Cookbook: Content Approval Workflow
This recipe demonstrates how to build a practical, multi-step content approval workflow. A new blog post is submitted, a manager is notified to approve it, and depending on the decision, the post is either published or sent back to the author.
This example combines several core concepts:
- A webhook trigger
- Custom nodes for business logic
- Pausing for human-in-the-loop
- Conditional branching
The Scenario
- A user submits a new blog post via a frontend application.
- The frontend sends a webhook to our application to start the workflow.
- The workflow saves the draft post to a database, marking its status as
pending_approval. - It then pauses, waiting for a manager's decision.
- A manager, via a separate UI, approves or rejects the post.

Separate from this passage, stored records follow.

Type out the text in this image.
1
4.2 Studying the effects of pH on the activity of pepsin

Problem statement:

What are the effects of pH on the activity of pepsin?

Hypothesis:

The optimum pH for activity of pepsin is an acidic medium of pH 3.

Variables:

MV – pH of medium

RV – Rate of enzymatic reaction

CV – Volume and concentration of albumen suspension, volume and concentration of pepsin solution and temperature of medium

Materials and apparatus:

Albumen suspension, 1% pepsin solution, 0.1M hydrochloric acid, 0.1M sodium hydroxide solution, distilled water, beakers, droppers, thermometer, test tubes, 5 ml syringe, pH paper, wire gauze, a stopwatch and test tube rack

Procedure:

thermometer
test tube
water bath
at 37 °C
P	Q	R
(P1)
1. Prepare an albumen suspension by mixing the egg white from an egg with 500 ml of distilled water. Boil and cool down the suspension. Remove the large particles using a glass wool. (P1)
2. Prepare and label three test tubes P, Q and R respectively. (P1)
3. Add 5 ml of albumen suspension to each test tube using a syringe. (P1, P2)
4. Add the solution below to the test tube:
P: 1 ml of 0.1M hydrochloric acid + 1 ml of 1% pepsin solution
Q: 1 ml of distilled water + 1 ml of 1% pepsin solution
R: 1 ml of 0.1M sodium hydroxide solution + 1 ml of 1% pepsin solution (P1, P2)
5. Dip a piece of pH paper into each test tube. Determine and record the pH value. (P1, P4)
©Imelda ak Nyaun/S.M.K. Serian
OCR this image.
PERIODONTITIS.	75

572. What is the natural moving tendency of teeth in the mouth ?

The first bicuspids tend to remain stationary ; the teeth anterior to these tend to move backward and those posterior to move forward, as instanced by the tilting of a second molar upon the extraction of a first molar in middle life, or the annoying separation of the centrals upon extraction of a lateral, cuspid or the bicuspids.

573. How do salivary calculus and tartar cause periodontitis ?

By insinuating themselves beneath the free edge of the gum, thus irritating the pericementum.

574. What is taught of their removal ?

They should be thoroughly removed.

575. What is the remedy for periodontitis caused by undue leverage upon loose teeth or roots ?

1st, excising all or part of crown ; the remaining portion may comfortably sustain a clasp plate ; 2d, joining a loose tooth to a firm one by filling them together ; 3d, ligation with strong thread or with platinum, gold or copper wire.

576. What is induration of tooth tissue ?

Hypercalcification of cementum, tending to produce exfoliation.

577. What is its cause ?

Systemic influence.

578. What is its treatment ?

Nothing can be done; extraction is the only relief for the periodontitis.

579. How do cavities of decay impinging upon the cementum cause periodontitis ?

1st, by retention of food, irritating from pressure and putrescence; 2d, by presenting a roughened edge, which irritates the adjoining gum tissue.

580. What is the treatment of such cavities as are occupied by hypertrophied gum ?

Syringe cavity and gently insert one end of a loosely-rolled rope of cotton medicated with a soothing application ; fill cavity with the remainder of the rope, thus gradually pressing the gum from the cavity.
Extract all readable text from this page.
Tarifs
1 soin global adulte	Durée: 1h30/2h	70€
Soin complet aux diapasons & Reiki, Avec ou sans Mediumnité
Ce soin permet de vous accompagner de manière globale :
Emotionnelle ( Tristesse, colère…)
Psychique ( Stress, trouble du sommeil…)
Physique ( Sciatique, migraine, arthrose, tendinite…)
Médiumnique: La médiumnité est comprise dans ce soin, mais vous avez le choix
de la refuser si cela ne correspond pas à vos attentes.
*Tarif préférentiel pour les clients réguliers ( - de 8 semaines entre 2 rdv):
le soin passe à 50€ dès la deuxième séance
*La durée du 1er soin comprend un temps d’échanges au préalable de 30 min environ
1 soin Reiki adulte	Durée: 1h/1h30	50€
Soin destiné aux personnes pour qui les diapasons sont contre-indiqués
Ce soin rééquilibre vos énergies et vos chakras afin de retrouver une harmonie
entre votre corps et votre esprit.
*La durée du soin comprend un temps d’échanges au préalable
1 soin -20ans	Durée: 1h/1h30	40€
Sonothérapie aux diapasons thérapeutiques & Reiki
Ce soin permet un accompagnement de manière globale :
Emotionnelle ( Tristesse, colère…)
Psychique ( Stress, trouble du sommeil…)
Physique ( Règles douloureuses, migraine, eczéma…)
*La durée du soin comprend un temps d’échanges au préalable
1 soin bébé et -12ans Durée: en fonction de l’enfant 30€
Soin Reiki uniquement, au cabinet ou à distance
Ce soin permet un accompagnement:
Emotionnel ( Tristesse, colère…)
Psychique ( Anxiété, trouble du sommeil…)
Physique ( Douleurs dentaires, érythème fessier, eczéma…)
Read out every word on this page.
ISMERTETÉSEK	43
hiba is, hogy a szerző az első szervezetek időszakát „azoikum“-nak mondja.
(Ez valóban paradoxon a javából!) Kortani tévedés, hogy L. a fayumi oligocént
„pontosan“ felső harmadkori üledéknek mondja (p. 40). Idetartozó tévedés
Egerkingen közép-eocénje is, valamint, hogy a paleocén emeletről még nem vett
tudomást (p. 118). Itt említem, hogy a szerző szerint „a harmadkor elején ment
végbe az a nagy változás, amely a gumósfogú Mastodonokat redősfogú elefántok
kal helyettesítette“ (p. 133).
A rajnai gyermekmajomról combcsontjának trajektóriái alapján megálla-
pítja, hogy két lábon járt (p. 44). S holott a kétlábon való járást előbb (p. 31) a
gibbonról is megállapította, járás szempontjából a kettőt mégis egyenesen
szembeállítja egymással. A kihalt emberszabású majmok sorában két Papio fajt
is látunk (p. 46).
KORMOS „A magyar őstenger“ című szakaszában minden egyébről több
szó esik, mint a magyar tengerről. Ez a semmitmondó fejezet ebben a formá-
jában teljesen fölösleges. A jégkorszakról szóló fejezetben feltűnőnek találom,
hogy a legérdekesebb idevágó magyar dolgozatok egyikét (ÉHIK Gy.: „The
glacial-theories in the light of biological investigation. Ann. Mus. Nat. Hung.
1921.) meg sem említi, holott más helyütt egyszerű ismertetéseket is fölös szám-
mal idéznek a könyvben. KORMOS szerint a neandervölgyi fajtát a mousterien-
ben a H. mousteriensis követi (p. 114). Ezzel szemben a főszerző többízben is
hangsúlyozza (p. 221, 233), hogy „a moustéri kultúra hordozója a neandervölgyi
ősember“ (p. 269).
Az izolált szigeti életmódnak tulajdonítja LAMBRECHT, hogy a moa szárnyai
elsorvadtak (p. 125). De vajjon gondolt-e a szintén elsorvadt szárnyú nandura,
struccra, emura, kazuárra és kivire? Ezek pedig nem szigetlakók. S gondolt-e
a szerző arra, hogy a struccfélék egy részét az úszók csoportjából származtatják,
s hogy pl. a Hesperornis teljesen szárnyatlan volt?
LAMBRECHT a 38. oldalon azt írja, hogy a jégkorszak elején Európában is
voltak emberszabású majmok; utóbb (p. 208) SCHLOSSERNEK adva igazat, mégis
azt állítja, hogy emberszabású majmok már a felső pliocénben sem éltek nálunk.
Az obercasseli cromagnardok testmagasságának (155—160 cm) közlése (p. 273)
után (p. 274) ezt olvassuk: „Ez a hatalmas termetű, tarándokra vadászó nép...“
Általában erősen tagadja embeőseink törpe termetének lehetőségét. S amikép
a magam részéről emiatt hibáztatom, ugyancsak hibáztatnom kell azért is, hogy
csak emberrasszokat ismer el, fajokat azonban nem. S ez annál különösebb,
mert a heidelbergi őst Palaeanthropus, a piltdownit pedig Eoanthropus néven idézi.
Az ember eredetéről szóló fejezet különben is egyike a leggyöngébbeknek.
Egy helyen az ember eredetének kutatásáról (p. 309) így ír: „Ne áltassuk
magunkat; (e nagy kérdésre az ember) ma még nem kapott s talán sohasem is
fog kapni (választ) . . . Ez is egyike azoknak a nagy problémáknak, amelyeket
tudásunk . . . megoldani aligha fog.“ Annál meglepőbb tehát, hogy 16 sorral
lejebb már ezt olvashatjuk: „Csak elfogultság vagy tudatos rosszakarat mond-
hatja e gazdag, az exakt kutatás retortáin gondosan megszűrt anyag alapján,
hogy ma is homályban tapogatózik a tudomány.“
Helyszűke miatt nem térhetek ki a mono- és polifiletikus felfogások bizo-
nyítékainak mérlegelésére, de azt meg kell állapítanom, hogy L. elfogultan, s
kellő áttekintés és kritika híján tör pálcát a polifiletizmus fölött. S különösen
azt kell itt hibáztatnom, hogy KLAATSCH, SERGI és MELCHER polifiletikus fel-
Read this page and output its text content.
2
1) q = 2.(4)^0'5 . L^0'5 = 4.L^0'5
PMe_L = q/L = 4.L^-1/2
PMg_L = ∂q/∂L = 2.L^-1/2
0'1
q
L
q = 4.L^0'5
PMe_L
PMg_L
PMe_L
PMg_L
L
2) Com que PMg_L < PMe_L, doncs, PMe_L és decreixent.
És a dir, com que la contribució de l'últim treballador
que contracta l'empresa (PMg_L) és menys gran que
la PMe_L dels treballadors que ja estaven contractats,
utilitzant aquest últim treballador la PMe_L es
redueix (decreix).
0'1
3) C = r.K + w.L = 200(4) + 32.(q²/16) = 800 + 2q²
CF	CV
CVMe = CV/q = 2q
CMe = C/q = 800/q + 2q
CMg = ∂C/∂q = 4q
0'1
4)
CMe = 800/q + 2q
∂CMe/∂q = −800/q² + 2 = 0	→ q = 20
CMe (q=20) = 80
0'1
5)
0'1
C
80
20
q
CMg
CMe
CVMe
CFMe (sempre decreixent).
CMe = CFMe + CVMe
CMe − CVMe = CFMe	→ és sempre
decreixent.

This action resumes the workflow, providing the decision as a payload.
- If approved, a node updates the post's status to
published. - If rejected, a different node sends an email/notification back to the author.
Visualizing the Workflow
1. Node Definitions
We'll need several custom nodes for this.
typescript
import { object, string, boolean } from "valibot";
// Assume `db` and `email` are your own imported service clients.
const nodeDefinitions = {
"webhook-trigger": {
// A generic trigger node
executor: async (_, __, payload) => ({ data: payload || {} }),
},
"save-draft": {
input: object({ authorId: string(), title: string(), content: string() }),
executor: async (data) => {
const post = await db.posts.create({ ...data, status: "pending_approval" });
return { data: { postId: post.id } };
},
},
"wait-for-approval": {
// This node pauses if no decision is provided in the payload
executor: async (_, __, payload) => {
if (!payload || typeof (payload as any).approved !== 'boolean') {
return { data: {}, __pause: true };
}
const { approved } = payload as { approved: boolean };
return {
data: { decision: approved ? "approved" : "rejected" },
nextHandle: approved ? "approved" : "rejected",
};
},
},
"publish-post": {
input: object({ postId: string() }),
executor: async (data) => {
await db.posts.update({ where: { id: data.postId }, data: { status: "published" } });
return { data: { published: true } };
},
},
"notify-author": {
input: object({ authorId: string() }),
executor: async (data) => {
await email.send({ to: data.authorId, message: "Your post was rejected." });
return { data: { notified: true } };
},
},
};2. Definição do Workflow
The workflow wires these nodes together, using expressions to pass data between them.
typescript
const workflow: WorkflowDefinition = {
nodes: [
{
id: "trigger",
type: "webhook-trigger",
data: {},
},
{
id: "save",
type: "save-draft",
// Data comes from the initial webhook payload
data: {
authorId: "{{ trigger.last.data.authorId }}",
title: "{{ trigger.last.data.title }}",
content: "{{ trigger.last.data.content }}",
},
},
{
id: "approval",
type: "wait-for-approval",
data: {},
},
{
id: "publish",
type: "publish-post",
// The postId comes from the 'save' node's output
data: { postId: "{{ save.last.data.postId }}" },
},
{
id: "notify",
type: "notify-author",
// The authorId also comes from the initial payload
data: { authorId: "{{ trigger.last.data.authorId }}" },
},
],
edges: [
{ source: "trigger", target: "save" },
{ source: "save", target: "approval" },
{ source: "approval", target: "publish", sourceHandle: "approved" },
{ source: "approval", target: "notify", sourceHandle: "rejected" },
],
};This recipe shows how you can combine simple, single-purpose nodes into a sophisticated, resilient, and long-running business process.